Product Hunt–style comments (not star reviews)
  • No comments yet — start the thread.
general reviews

Ratings

4.749 reviews
  • Nikhil Dixit· Dec 24, 2024

    Keeps context tight: literature-search-openalex is the kind of skill you can hand to a new teammate without a long onboarding doc.

  • Noor Abebe· Dec 20, 2024

    literature-search-openalex has been reliable in day-to-day use. Documentation quality is above average for community skills.

  • Aanya Diallo· Dec 4, 2024

    I recommend literature-search-openalex for anyone iterating fast on agent tooling; clear intent and a small, reviewable surface area.
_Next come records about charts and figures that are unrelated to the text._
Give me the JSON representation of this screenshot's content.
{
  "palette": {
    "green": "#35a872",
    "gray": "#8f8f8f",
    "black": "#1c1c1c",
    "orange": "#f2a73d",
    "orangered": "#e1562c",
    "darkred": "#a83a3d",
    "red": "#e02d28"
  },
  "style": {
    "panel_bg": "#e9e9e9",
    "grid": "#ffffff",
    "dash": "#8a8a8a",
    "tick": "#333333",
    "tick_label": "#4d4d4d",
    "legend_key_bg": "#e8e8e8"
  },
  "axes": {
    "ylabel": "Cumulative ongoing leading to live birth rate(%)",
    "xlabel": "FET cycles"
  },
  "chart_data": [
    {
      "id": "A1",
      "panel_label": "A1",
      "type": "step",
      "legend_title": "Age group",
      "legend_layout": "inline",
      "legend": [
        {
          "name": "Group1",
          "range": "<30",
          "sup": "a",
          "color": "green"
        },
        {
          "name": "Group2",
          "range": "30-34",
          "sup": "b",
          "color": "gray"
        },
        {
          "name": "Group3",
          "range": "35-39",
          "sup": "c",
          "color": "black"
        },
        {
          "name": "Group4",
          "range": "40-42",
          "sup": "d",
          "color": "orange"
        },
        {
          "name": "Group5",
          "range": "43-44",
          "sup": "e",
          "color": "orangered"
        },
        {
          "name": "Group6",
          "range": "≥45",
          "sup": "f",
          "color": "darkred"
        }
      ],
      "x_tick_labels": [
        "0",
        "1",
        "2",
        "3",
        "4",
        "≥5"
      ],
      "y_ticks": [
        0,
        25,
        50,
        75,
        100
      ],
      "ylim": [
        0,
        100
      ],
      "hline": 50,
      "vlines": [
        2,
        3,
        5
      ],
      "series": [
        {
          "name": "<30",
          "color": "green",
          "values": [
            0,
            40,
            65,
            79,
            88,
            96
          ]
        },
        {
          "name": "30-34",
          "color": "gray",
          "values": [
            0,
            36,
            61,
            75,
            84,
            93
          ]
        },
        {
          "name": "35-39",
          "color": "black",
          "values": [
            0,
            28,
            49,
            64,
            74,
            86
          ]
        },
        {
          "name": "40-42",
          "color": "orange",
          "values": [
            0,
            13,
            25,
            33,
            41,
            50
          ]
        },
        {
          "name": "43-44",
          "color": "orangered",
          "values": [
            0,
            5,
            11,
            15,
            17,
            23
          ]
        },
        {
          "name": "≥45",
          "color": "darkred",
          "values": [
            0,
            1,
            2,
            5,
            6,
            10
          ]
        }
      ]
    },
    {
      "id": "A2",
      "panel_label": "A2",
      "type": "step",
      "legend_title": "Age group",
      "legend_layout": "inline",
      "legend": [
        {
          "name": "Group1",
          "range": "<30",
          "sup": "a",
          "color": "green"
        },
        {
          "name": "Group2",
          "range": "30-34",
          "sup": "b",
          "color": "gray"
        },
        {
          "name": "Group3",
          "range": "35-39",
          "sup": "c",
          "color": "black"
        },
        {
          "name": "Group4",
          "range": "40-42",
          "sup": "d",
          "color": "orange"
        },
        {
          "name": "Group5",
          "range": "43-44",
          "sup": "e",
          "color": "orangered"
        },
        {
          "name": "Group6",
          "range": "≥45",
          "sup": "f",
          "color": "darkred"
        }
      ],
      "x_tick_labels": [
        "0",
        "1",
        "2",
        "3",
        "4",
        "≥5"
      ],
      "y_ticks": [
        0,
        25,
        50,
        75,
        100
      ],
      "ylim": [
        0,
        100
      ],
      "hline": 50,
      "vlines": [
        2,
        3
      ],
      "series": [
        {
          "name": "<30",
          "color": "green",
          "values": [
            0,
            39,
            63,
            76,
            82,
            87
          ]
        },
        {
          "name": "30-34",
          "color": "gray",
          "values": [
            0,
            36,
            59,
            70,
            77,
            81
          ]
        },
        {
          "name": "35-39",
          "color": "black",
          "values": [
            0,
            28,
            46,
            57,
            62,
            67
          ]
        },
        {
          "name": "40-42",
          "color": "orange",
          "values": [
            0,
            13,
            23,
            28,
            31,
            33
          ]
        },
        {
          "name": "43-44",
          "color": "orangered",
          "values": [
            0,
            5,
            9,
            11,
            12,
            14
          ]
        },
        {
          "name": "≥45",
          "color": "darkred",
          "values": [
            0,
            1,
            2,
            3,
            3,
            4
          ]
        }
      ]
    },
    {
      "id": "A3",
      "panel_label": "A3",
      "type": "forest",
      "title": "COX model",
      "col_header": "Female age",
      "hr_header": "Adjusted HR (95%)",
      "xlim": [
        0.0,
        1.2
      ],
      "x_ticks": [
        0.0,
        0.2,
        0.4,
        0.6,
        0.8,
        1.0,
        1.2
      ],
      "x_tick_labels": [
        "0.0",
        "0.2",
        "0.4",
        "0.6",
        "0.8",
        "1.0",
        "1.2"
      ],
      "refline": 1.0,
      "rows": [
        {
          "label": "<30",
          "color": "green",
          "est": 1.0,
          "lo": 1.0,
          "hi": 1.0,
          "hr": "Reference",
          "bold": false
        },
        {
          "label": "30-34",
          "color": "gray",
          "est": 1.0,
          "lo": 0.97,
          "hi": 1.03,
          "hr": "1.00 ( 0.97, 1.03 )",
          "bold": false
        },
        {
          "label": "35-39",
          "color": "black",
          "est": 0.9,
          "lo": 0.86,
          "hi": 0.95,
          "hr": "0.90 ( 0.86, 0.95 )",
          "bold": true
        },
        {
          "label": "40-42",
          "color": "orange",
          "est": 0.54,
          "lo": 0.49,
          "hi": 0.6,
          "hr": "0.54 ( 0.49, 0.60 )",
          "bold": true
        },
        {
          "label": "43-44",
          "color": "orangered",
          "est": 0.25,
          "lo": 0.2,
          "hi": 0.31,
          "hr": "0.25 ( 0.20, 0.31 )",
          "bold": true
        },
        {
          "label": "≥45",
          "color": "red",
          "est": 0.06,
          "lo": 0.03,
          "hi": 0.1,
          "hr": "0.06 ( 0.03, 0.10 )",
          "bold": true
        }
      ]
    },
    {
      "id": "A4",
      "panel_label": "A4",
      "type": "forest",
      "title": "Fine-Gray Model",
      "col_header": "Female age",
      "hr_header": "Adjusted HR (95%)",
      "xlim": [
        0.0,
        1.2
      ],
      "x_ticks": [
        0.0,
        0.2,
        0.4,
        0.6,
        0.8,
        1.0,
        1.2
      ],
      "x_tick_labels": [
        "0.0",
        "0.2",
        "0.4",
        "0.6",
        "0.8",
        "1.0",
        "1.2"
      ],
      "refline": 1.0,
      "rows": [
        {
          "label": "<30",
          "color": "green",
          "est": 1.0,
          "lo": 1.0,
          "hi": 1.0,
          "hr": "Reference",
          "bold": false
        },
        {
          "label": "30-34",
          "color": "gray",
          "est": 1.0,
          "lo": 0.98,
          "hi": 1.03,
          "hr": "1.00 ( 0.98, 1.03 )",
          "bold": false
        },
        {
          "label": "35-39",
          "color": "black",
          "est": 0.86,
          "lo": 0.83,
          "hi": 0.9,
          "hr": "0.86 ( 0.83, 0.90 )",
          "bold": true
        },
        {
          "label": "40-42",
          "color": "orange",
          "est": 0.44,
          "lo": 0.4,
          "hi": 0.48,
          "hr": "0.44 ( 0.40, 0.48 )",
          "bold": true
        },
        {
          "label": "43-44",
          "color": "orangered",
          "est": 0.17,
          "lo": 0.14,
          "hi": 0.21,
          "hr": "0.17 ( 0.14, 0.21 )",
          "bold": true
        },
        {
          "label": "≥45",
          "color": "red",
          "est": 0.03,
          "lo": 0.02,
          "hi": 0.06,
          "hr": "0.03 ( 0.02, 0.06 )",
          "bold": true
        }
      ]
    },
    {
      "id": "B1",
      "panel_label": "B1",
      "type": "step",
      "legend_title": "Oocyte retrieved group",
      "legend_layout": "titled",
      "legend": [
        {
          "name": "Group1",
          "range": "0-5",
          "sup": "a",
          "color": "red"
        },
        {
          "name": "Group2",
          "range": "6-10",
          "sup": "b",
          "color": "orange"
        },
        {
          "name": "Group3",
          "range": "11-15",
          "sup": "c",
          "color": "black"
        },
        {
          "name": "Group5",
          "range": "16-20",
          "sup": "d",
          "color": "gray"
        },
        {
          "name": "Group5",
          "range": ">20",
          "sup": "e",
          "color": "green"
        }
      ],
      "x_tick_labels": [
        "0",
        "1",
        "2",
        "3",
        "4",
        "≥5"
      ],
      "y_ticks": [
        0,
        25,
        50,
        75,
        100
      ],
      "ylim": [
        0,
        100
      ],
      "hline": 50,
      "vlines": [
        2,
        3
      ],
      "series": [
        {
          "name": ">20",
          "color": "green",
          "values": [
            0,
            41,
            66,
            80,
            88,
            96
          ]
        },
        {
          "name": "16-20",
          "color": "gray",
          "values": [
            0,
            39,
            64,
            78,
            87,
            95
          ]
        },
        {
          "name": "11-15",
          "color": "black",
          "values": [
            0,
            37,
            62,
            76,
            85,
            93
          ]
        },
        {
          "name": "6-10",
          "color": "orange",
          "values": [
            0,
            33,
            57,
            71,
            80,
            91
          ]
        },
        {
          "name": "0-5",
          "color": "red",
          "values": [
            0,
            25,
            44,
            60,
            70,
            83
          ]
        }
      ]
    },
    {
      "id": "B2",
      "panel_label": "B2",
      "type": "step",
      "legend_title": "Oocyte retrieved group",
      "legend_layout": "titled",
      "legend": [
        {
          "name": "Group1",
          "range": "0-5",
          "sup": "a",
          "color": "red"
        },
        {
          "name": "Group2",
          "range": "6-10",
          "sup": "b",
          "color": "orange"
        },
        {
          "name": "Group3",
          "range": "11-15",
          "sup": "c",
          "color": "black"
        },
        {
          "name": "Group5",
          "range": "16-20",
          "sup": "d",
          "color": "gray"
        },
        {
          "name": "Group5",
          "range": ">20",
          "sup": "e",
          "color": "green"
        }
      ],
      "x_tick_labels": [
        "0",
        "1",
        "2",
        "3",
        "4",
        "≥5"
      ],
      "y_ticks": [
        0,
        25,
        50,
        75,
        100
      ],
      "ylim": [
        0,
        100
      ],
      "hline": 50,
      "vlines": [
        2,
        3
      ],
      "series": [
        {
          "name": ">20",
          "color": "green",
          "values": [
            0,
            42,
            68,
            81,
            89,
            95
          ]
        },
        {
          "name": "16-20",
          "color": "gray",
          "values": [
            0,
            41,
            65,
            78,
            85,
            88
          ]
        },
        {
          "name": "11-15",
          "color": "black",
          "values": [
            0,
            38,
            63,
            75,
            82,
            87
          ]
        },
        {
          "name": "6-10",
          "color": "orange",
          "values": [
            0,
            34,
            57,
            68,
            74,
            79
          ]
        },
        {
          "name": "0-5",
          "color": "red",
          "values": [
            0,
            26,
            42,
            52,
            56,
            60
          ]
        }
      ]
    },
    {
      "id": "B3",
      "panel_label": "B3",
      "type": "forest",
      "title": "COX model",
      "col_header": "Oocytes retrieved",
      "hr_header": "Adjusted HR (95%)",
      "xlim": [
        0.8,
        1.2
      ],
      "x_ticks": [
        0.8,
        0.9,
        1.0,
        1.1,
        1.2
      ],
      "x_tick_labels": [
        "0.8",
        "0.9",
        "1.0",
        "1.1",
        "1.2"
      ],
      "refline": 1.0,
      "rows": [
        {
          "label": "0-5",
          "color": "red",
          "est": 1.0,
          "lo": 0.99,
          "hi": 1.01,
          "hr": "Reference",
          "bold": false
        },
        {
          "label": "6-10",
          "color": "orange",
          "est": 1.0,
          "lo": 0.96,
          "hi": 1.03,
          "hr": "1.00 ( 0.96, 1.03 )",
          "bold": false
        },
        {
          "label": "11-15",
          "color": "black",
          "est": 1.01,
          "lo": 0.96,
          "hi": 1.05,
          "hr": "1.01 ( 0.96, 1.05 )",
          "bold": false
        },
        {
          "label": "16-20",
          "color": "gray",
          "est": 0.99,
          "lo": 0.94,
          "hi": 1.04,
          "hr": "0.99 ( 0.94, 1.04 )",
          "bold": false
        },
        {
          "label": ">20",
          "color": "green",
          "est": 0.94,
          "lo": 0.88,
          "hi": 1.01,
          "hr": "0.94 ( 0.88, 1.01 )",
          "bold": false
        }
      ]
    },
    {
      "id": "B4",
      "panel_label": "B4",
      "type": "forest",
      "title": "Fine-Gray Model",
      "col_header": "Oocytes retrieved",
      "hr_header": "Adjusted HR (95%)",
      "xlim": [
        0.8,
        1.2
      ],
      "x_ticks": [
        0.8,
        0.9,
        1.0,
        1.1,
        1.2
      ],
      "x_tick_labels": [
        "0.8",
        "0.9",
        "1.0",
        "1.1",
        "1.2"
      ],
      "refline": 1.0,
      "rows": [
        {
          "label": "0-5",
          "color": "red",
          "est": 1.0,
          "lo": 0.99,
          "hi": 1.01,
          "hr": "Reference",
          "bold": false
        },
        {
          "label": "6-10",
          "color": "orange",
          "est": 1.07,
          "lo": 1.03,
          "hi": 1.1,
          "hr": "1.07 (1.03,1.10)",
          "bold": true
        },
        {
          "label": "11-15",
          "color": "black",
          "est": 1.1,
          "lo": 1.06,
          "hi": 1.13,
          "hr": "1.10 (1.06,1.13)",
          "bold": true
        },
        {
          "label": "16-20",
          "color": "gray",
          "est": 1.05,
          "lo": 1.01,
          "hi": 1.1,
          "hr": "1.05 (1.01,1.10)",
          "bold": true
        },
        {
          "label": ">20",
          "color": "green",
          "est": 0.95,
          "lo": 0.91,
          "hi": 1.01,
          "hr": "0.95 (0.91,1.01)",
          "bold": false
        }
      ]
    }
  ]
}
  • Aanya Huang· Nov 23, 2024

    Useful defaults in literature-search-openalex — fewer surprises than typical one-off scripts, and it plays nicely with `npx skills` flows.

  • Li Agarwal· Nov 19, 2024

    literature-search-openalex is among the better-maintained entries we tried; worth keeping pinned for repeat workflows.

  • Ren Chen· Nov 15, 2024

    literature-search-openalex has been reliable in day-to-day use. Documentation quality is above average for community skills.

  • Lucas Taylor· Nov 11, 2024

    Keeps context tight: literature-search-openalex is the kind of skill you can hand to a new teammate without a long onboarding doc.

  • Chen Zhang· Oct 14, 2024

    Registry listing for literature-search-openalex matched our evaluation — installs cleanly and behaves as described in the markdown.

  • Lucas Haddad· Oct 10, 2024

    literature-search-openalex reduced setup friction for our internal harness; good balance of opinion and flexibility.

  • Aarav Anderson· Oct 6, 2024

    literature-search-openalex fits our agent workflows well — practical, well scoped, and easy to wire into existing repos.